During the COVID-19 shutdown, a friend and videographer, Justin Allen, provided access to Methuselah, where the video's "red room" scene was filmed.
"We painted the basement red and then, we shot, in time-lapse, me, spray painting the lyrics on the wall one-by-one. It reflects how I feel about the world — I wanted to bring an image to the whole overall attitude of the song," Whalan said. "We thought we were done with the video and then the world got flipped upside down with the killing of George Floyd and Ahmaud Arbery. I have always been committed to talking about social justice issues in my music and started to see this song as a score for what is happening."
Whalan drove Borden to the airport when the protests broke out.

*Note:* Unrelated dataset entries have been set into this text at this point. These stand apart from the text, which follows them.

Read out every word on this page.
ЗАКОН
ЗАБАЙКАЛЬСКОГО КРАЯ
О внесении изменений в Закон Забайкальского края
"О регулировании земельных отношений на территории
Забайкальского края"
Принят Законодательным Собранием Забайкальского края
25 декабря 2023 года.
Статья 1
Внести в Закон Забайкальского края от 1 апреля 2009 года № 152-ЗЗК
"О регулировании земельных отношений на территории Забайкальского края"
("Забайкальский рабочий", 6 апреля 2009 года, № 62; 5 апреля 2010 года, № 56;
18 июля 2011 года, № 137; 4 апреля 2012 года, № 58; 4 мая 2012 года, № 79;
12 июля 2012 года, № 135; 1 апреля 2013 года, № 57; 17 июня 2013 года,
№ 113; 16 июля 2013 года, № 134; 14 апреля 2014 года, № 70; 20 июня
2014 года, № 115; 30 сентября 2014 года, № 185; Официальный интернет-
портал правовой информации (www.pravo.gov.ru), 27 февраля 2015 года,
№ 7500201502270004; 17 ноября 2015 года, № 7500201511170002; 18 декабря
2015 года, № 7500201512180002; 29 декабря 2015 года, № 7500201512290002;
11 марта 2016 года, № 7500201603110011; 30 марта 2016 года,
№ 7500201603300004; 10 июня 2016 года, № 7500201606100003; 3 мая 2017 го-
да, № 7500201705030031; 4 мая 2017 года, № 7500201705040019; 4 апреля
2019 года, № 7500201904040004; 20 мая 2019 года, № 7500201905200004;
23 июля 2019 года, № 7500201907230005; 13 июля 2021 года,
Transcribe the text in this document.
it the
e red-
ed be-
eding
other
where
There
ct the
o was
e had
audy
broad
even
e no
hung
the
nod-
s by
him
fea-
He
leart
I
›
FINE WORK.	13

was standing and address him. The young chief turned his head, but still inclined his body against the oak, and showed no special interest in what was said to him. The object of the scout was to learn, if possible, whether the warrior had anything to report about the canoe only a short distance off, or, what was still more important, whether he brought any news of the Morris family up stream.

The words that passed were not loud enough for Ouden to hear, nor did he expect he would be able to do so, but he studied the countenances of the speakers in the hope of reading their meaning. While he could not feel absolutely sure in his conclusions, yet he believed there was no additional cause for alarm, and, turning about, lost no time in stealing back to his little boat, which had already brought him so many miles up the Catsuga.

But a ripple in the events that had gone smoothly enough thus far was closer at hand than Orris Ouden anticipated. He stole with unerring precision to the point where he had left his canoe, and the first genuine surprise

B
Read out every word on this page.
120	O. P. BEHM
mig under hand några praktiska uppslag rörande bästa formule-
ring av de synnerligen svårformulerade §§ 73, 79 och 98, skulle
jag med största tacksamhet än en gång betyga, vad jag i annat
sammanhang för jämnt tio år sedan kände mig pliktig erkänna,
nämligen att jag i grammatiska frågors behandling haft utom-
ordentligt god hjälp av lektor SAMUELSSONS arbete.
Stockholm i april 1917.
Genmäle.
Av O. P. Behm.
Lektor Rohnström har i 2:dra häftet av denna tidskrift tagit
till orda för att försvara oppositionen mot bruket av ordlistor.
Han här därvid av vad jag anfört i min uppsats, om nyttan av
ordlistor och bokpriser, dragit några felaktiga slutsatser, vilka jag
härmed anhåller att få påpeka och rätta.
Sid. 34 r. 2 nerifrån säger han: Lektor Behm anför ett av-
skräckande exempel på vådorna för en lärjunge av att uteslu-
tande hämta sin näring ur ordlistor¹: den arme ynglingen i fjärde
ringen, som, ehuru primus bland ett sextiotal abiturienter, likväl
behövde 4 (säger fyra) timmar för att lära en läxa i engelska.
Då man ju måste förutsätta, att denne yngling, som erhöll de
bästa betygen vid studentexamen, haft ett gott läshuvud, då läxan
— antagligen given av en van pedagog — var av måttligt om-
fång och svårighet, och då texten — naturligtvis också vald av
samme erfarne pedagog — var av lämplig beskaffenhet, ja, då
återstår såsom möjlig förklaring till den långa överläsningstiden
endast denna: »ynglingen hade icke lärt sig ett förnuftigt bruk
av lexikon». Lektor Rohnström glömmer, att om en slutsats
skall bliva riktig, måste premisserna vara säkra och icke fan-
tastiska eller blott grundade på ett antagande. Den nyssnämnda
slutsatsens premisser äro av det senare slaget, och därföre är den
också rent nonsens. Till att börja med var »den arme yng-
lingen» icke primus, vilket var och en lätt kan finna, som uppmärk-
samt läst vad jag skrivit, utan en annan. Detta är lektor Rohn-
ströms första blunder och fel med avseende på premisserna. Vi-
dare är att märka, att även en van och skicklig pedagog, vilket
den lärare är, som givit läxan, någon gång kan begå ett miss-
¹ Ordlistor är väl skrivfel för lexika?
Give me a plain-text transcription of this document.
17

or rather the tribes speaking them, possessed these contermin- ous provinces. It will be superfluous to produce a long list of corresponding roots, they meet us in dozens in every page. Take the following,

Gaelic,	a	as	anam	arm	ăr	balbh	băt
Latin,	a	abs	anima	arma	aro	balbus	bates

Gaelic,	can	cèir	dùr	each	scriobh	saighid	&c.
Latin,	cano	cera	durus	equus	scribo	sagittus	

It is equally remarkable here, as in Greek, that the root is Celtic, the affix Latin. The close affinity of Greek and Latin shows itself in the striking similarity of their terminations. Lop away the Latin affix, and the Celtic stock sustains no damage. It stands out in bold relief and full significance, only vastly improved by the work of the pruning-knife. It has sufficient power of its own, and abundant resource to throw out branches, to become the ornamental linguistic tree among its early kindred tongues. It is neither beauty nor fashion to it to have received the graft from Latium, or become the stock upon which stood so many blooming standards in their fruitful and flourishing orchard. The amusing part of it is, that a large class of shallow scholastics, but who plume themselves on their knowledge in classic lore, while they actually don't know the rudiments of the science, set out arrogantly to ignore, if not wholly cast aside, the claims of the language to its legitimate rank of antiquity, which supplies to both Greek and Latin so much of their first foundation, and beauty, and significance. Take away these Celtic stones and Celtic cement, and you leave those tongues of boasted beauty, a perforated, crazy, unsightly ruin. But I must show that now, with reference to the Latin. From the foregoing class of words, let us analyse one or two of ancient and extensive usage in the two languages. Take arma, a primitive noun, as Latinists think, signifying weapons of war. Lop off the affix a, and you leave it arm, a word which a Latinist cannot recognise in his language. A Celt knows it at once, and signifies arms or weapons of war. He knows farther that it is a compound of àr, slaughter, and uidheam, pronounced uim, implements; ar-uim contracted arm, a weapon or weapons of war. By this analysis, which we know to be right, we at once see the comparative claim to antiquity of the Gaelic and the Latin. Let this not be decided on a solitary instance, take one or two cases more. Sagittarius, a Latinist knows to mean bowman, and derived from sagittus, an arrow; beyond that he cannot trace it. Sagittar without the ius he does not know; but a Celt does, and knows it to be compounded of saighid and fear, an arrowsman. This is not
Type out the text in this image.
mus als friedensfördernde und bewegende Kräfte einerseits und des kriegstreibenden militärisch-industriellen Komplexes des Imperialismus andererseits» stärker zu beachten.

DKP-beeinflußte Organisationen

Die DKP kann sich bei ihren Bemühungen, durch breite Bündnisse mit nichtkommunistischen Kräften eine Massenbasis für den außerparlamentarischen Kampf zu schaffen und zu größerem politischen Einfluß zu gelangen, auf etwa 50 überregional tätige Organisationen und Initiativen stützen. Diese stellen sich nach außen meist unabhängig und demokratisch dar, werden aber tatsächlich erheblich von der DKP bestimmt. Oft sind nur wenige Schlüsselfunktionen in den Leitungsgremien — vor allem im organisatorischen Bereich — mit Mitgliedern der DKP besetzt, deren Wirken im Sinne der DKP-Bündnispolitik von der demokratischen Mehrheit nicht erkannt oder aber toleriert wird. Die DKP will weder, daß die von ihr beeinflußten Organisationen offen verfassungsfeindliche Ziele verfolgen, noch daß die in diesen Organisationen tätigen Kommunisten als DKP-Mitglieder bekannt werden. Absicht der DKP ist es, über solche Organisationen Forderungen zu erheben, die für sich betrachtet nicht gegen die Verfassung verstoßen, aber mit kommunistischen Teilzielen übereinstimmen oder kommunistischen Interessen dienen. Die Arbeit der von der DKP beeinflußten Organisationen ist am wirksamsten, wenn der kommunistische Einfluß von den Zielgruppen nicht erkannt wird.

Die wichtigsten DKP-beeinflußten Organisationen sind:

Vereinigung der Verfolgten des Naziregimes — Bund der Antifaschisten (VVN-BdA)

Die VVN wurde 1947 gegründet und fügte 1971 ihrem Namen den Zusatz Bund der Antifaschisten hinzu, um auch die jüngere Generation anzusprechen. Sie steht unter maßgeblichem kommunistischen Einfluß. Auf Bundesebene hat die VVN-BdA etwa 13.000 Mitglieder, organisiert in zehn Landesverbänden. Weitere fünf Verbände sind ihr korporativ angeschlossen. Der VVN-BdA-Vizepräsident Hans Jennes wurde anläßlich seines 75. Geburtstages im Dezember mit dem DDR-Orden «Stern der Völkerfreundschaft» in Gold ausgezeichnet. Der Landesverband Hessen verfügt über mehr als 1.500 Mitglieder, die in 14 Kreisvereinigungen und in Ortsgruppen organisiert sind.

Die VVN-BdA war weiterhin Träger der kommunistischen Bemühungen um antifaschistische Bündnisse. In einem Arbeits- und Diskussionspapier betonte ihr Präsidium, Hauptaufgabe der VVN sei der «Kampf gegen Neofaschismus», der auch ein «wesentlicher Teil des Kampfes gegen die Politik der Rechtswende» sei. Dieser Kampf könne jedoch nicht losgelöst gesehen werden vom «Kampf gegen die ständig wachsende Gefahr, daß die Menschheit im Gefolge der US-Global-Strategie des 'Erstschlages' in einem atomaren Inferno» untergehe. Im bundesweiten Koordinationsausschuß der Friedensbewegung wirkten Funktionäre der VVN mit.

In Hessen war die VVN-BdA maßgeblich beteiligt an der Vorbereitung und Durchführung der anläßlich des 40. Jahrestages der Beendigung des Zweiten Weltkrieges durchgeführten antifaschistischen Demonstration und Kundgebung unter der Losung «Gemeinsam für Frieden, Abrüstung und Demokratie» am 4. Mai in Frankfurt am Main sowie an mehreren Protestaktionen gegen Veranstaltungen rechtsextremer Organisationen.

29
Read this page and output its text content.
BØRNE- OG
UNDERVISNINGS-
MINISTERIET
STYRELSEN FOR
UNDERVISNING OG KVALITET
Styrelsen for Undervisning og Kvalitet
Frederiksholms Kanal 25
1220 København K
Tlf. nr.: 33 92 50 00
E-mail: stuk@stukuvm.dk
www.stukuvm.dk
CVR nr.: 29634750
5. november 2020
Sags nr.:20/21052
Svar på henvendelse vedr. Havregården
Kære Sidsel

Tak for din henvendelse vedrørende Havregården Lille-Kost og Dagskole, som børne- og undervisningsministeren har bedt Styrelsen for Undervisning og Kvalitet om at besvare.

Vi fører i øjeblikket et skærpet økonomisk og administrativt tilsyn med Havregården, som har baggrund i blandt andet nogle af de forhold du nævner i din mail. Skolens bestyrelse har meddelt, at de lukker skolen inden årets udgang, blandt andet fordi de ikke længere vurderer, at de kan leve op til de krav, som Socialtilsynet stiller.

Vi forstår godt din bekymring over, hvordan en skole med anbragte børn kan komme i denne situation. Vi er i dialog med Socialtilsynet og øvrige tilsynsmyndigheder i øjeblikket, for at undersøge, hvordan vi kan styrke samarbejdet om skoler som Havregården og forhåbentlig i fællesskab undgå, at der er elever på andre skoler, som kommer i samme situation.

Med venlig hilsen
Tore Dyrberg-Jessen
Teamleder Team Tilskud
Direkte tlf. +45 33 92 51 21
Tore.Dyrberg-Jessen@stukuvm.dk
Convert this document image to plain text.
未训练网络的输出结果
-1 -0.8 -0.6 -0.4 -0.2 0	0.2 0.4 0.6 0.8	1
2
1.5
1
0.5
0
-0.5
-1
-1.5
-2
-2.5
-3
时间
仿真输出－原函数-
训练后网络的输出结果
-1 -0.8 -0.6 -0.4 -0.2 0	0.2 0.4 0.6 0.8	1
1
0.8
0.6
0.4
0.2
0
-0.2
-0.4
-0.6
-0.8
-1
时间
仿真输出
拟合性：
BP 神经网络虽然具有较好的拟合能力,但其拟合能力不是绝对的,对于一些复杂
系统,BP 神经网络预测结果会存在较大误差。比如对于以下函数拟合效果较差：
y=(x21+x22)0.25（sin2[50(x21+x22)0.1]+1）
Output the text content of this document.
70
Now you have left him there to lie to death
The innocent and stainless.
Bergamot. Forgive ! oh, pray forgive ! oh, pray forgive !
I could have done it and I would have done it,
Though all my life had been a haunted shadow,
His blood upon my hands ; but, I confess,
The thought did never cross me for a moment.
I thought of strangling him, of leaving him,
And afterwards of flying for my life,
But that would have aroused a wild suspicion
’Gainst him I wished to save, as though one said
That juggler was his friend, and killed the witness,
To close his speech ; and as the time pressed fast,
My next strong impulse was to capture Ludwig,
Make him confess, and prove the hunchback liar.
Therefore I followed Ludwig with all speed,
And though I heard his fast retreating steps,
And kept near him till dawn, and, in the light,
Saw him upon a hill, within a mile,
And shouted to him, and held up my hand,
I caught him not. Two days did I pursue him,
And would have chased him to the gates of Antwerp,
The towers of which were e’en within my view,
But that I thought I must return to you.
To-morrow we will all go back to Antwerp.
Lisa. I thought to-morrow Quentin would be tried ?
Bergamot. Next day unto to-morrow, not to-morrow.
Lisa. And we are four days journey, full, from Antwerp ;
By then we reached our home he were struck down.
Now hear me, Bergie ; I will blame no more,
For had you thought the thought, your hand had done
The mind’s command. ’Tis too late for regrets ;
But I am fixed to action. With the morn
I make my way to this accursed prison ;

"Jake was out there on the front lines of the protest, sending footage back. [Editor George Cox] incorporated it into the video at the last moment. It was a creative move," he said. "Even when you have a plan, it's important to leave room for the spontaneity of what's going on in the world. We cut a lot of the footage of me. I didn't need my face to be in the video the whole time. I wanted it to be less about me and more about the bigger movement."
"Gimme Some Truth" is the latest release in the build-up to Whalan's upcoming studio album, "Nice Em Up." The artist has been releasing a song-a-month, since October 2019, as a way to keep himself motivated and on track.
"Consistency is so important in the world we live in now, with all the digital streaming. It's the best approach as an independent artist," he said.